“Open VAR” has broken down two of they key refereeing decisions to take place in Inter Milan’s Serie A win over Napoli.

The program on Italian broadcaster DAZN, via FCInterNews, has given a window into the refereeing decisions regarding a prospective Lautaro Martinez foul on Stanislav Lobtoka, and a second half Napoli penalty appeal.

Inter beat Napoli 3-0 in Serie A earlier this month.

From the perspective of Partenopei players and fans, however, it was not a match without controversy.

There were two key flashpoints in particular.

The first took place in the buildup to Inter’s opening goal.

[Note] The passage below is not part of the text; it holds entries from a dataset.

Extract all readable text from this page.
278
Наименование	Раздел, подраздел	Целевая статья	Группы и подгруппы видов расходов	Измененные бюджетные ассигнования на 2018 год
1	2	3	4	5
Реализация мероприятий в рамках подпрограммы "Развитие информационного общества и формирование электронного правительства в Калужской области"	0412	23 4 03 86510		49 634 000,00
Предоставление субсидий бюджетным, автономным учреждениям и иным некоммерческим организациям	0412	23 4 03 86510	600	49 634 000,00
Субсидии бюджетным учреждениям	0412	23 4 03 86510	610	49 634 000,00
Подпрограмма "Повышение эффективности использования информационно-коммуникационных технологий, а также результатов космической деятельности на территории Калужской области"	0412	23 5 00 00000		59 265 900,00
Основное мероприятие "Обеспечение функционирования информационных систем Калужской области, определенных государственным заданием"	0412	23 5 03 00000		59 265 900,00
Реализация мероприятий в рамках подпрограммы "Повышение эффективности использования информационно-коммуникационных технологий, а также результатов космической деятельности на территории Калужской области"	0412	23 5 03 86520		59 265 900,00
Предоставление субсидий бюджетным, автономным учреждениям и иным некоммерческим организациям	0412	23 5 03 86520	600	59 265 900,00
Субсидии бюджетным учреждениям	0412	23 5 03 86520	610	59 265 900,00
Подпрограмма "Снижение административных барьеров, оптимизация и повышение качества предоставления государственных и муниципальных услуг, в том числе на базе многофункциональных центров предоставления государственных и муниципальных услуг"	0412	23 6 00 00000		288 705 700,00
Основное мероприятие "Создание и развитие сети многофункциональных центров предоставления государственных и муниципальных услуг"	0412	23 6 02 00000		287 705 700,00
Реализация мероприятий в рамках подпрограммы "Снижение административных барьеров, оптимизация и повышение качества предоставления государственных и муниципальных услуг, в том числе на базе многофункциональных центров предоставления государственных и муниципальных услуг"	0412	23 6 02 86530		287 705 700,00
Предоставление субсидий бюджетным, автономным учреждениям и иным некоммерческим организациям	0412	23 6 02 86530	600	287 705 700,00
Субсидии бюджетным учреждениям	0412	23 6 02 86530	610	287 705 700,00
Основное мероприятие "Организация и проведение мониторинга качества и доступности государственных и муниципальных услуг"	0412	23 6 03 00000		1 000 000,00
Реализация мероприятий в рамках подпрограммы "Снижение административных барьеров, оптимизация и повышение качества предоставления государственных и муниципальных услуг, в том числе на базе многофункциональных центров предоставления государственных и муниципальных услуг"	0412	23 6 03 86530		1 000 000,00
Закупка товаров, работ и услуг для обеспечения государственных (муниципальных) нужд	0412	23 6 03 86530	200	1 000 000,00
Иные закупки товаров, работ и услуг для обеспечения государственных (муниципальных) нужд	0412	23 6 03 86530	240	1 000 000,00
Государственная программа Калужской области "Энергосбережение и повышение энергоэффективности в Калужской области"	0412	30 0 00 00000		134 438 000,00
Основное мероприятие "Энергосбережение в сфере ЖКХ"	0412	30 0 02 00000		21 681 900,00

Prior to Hakan Calhanoglu scoring for the Nerazzurri with a long-range effort towards the end of the first half, there had been a coming-together in midfield.

Inter captain Martinez and Napoli midfielder Lobotka came together in a clumsy fashion.

The Partneopei players asked for referee Davide Massa to consider the action as a foul.

This would give potential reason for the VAR to disallow the goal.

But as the Open VAR program reveals, Massa, VAR Valerio Marini, and assistant VAR Maurizio Mariani all saw the incident and decided that there was no foul.

That was how all three saw it in real time. And the two VAR officials told Massa that it was not a foul after looking back at it in reviewing the goal.

Why VAR Didn’t Give A Penalty To Osimhen In Inter Vs Napoli Clash

The other major incident from a refereeing perspective took place when Napoli striker Victor Osimhen appealed for a penalty.

The Nigerian had felt contact from Inter defender Francesco Acerbi on his heel.

And considering that Osimhen was inside the Nerazzurri penalty area, the striker felt that it was worthy of a penalty.

But Massa did not point to the spot. From the referee’s vantage, there was not enough in it to be a penalty.

And as Open VAR reveals, Marini and Mariani reviewed the incident from multiple angles.

As soon as the penalty appeal took place, the VAR officials started reviewing it. They also looked at video at different speeds to assess the contact.

And, crucially, they also made a judgment on the force of the contact using normal speed.

And the two VAR officials spoke with Massa. They told him that his original decision not to award a penalty was correct, and to go on with the match.